Thank you for speaking up about this. I've read one book about rape (didn't happen to be this one), and one book is all it took to open my eyes to what millions of women are living with. I think the old statistic is that 1 in 3 girls are sexually molested by a certain age. That is horrific, and reading about it as a young teen not only helped me to understand what others may be going through that I couldn't see, but it also prepared me for the world, which is not always friendly to little girls.

It helped me to understand, despite prejudices of others, that victims of rape are not to blame in any way. That's important information to a child who is susceptible to the opinions of those around her. So even though I am very protective of my own kids when it comes to sex in literature, I know this is something different--something important. It's not pornography. It's therapy.

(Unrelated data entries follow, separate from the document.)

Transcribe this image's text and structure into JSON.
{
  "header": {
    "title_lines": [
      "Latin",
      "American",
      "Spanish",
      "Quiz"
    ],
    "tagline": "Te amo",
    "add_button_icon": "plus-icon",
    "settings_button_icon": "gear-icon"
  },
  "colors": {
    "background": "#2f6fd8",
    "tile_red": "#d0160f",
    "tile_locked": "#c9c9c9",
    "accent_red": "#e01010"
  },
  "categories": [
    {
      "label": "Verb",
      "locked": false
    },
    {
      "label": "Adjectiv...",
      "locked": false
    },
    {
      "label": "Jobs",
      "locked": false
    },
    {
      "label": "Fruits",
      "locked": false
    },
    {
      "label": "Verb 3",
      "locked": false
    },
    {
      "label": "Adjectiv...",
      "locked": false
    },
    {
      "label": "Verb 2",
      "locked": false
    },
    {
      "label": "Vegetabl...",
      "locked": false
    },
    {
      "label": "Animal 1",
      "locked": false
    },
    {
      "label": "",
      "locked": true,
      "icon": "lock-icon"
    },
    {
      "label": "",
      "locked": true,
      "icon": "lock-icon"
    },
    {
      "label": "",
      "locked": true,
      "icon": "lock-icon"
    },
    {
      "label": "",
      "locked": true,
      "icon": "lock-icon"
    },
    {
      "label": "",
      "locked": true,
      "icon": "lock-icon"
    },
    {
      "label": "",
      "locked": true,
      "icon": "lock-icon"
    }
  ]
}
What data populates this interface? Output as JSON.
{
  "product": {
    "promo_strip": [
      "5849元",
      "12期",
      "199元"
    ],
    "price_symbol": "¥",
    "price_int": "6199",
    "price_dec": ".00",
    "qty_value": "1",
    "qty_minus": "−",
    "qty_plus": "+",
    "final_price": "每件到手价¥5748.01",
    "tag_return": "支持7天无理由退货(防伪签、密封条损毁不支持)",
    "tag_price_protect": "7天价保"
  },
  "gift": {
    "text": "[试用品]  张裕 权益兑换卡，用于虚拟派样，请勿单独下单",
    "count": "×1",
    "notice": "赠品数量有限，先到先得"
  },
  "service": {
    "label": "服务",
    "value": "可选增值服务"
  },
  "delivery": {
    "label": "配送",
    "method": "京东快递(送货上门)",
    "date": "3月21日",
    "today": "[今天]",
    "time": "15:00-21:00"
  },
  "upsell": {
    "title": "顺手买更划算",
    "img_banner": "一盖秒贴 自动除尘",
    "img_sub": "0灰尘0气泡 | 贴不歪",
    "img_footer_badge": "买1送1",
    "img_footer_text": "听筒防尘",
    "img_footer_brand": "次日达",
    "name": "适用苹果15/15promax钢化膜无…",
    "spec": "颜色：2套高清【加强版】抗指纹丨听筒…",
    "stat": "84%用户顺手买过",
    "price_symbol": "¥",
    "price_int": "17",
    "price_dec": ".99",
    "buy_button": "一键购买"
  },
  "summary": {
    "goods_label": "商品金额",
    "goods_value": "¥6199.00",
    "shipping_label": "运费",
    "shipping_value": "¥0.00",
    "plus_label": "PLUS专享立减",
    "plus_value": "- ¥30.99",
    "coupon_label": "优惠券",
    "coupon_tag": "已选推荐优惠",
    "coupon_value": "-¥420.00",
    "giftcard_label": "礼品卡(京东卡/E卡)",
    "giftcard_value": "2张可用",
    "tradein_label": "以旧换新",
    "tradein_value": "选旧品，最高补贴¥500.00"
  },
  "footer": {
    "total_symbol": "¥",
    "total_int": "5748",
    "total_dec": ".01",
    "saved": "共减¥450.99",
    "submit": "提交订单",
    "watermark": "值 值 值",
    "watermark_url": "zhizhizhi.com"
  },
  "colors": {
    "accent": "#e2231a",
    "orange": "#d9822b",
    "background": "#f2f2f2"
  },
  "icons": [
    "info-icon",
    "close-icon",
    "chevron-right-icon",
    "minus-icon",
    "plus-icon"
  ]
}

Parents should have an open discussion with their teens about the issues brought up in this book, including drug use and promiscuity, but especially rape--its ugliness. If parents did this, there would be fewer incidents of it in the world, because their sons and daughters wouldn't even think about doing this to another human being.

Let them read Speak. They'll be better for it.

Alex J. Cavanaugh said...

I think it's a horrifying thing to happen to a women. Men who commit such acts cease to be human.

For those who don't like the subject, the solution is easy - just don't read it.

Renae said...

It saddens me to know that there are such horrid individuals in this world. That being said, they are out there and girls need to be aware.

And as Alex so wonderfully put it, if the subject bothers you, don't read it.

Hannah Kincade said...

I feel proud to know such amazing people in the blog world speaking up on such a tragic subject.

I agree with Alex and Renae, if something bothers you that much just don't read it.

Rayna M. Iyer said...

Thank you for your post. I have not read the book, nor was even aware of the controversy (live in India, so only heard of it through blogdom today). But you are right, somethings need to be vocalised, if only so others in the situation know they are not alone. Thank you for posting.

Christine Fonseca said...

SPEAK is an amazing and important read! THANKS for speaking up too...

Lisa Gail Green said...

So glad you are standing up for SPEAK!

Julie Musil said...

I haven't read this book, but the attempt to ban it only piques my curiosity. Now I MUST read it!

Jemi Fraser said...

I was so glad to see so many people speaking up yesterday when this came to my attention. I'll never understand book banning or people who try to impose their realities on each other.